由芽自身、ひきこもった女の子を、自分の力だけで立ち直らせることができるなどとは考えていない。ただ、ユキマサは、律子は本当は寂しがり屋なのだと言っていた。だから友達になれればいいと思った。少しでも孤独を癒してやれれば、と思った。そうして彼女のペースで少しずつ立ち直ってくれたら――と思うのだ。
「あなたも物好きね。私はあなたの相手をする気は微塵もないわ。この部屋には面白いゲームがあるわけでもない。なのにこんな部屋にしょっちゅう来て、何がそんなに楽しいの。いったいあなたはどれほどの暇人なの」
「えー? 楽しいよー? あたしの中では、りっこちゃんのウチに来るのは、りっこちゃんに『このご飯おいしい!』って言わせてやろう大会なのー」
最近、姉に教えてもらったことのあるレシピを頼りに、いろいろな料理をして律子に出している。
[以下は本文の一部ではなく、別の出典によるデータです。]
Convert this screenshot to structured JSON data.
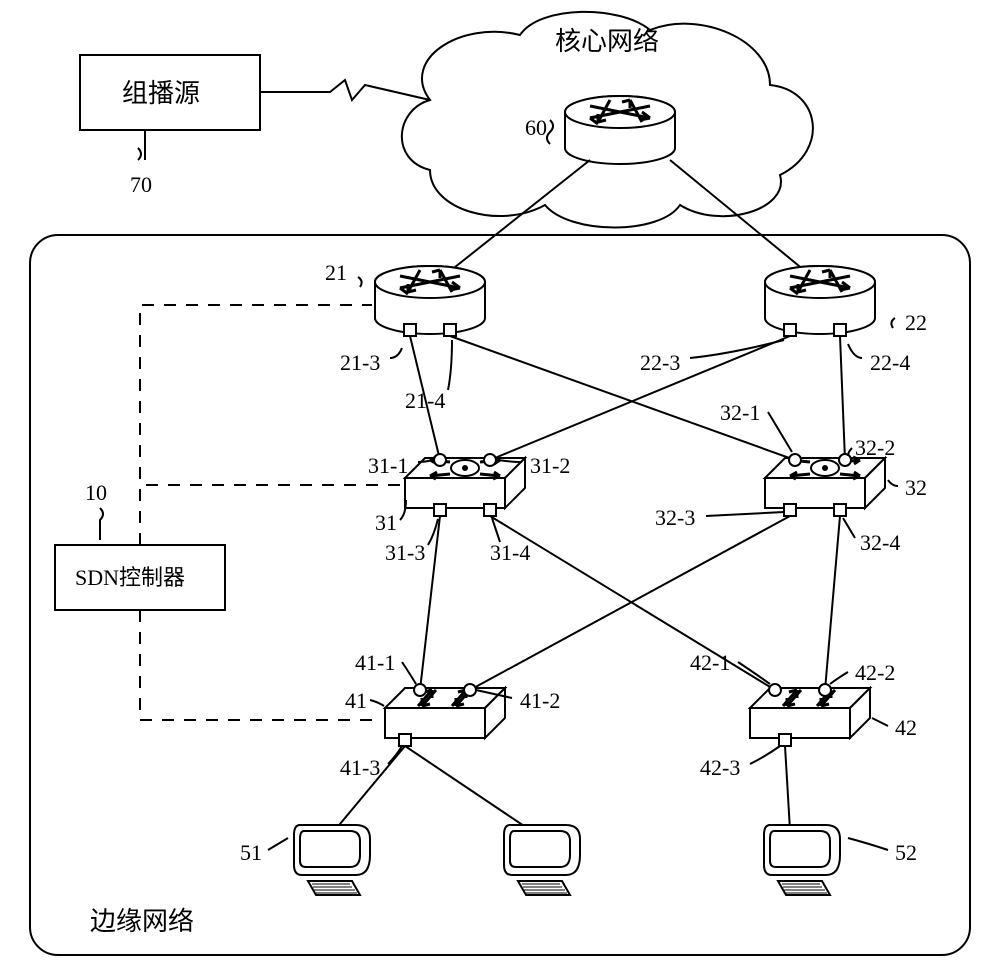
{
  "title_core": "核心网络",
  "multicast_source": "组播源",
  "sdn_controller": "SDN控制器",
  "edge_network": "边缘网络",
  "labels": {
    "source_id": "70",
    "core_id": "60",
    "ctrl_id": "10",
    "r21": "21",
    "r22": "22",
    "r21_3": "21-3",
    "r21_4": "21-4",
    "r22_3": "22-3",
    "r22_4": "22-4",
    "s31": "31",
    "s32": "32",
    "s31_1": "31-1",
    "s31_2": "31-2",
    "s31_3": "31-3",
    "s31_4": "31-4",
    "s32_1": "32-1",
    "s32_2": "32-2",
    "s32_3": "32-3",
    "s32_4": "32-4",
    "s41": "41",
    "s42": "42",
    "s41_1": "41-1",
    "s41_2": "41-2",
    "s41_3": "41-3",
    "s42_1": "42-1",
    "s42_2": "42-2",
    "s42_3": "42-3",
    "h51": "51",
    "h52": "52"
  },
  "chart_data": {
    "type": "diagram",
    "title": "SDN multicast edge network topology",
    "nodes": [
      {
        "id": "70",
        "type": "multicast-source",
        "label": "组播源"
      },
      {
        "id": "60",
        "type": "core-router",
        "label": "核心网络"
      },
      {
        "id": "10",
        "type": "sdn-controller",
        "label": "SDN控制器",
        "region": "edge"
      },
      {
        "id": "21",
        "type": "edge-router",
        "region": "edge",
        "ports": [
          "21-3",
          "21-4"
        ]
      },
      {
        "id": "22",
        "type": "edge-router",
        "region": "edge",
        "ports": [
          "22-3",
          "22-4"
        ]
      },
      {
        "id": "31",
        "type": "sdn-switch",
        "region": "edge",
        "ports": [
          "31-1",
          "31-2",
          "31-3",
          "31-4"
        ]
      },
      {
        "id": "32",
        "type": "sdn-switch",
        "region": "edge",
        "ports": [
          "32-1",
          "32-2",
          "32-3",
          "32-4"
        ]
      },
      {
        "id": "41",
        "type": "access-switch",
        "region": "edge",
        "ports": [
          "41-1",
          "41-2",
          "41-3"
        ]
      },
      {
        "id": "42",
        "type": "access-switch",
        "region": "edge",
        "ports": [
          "42-1",
          "42-2",
          "42-3"
        ]
      },
      {
        "id": "51",
        "type": "host",
        "region": "edge"
      },
      {
        "id": "52",
        "type": "host",
        "region": "edge"
      },
      {
        "id": "h-mid",
        "type": "host",
        "region": "edge"
      }
    ],
    "edges_data": [
      {
        "from": "70",
        "to": "60",
        "style": "wireless"
      },
      {
        "from": "60",
        "to": "21"
      },
      {
        "from": "60",
        "to": "22"
      },
      {
        "from": "21",
        "port": "21-3",
        "to": "31",
        "to_port": "31-1"
      },
      {
        "from": "21",
        "port": "21-4",
        "to": "32",
        "to_port": "32-1"
      },
      {
        "from": "22",
        "port": "22-3",
        "to": "31",
        "to_port": "31-2"
      },
      {
        "from": "22",
        "port": "22-4",
        "to": "32",
        "to_port": "32-2"
      },
      {
        "from": "31",
        "port": "31-3",
        "to": "41",
        "to_port": "41-1"
      },
      {
        "from": "31",
        "port": "31-4",
        "to": "42",
        "to_port": "42-1"
      },
      {
        "from": "32",
        "port": "32-3",
        "to": "41",
        "to_port": "41-2"
      },
      {
        "from": "32",
        "port": "32-4",
        "to": "42",
        "to_port": "42-2"
      },
      {
        "from": "41",
        "port": "41-3",
        "to": "51"
      },
      {
        "from": "41",
        "port": "41-3",
        "to": "h-mid"
      },
      {
        "from": "42",
        "port": "42-3",
        "to": "52"
      }
    ],
    "edges_control": [
      {
        "from": "10",
        "to": "21",
        "style": "dashed"
      },
      {
        "from": "10",
        "to": "31",
        "style": "dashed"
      },
      {
        "from": "10",
        "to": "41",
        "style": "dashed"
      }
    ],
    "region_edge_label": "边缘网络"
  }
}
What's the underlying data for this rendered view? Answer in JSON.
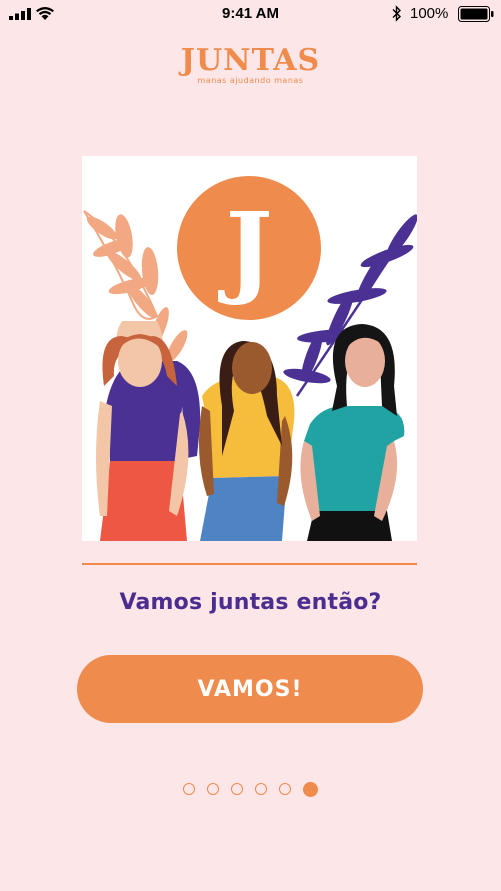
{
  "status_bar": {
    "time": "9:41 AM",
    "battery_percent": "100%",
    "signal_icon": "cellular-signal-icon",
    "wifi_icon": "wifi-icon",
    "bluetooth_icon": "bluetooth-icon",
    "battery_icon": "battery-icon"
  },
  "logo": {
    "wordmark": "JUNTAS",
    "tagline": "manas ajudando manas"
  },
  "illustration": {
    "badge_letter": "J",
    "description_icon": "three-women-illustration"
  },
  "onboarding": {
    "question": "Vamos juntas então?",
    "button_label": "VAMOS!",
    "page_count": 6,
    "current_page": 6
  },
  "colors": {
    "background": "#fce6e7",
    "accent": "#ef8b4c",
    "text_purple": "#4a2d8f"
  }
}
最初は手をつけること事態をしてくれなかった律子だったが、口にしてくれるようになり、『マズイ』の一言から始まり、次には無言で食べるようになり、今回のような文句を言うようになり……。
ユキマサの話によると、彼女の口から出るのはほとんど憎まれ口だが、よく聞くと声に棘があるわけではない。それに一見常に無表情をしているように見えるが、よく見ていると時々微かな表情の変化が見られる。特に、嬉しそうなときは饒舌になる。
そういう、事前に知らせれていた彼女の反応が本当だったことを見つけると、とても嬉しくなる。なんだかとても可愛い人だなと思える。本当の友達になりたいと思うのだ。
「ねぇ。今日のオムライス、おいしかった?」
「おいしいワケないじゃない。だいたいあなた――」
律子が、たまごのふんわり感がどうだとか調味料がどうだとか、饒舌になって話している。由芽はそれをニコニコしながら聞いていた。
「あなた、ダメ出ししてるのに何をふにゃふにゃにひゃにひゃして聞いてるの。だいたいあなたは――」
さらに饒舌になる律子に、由芽は「えへへっ」とはにかんだ。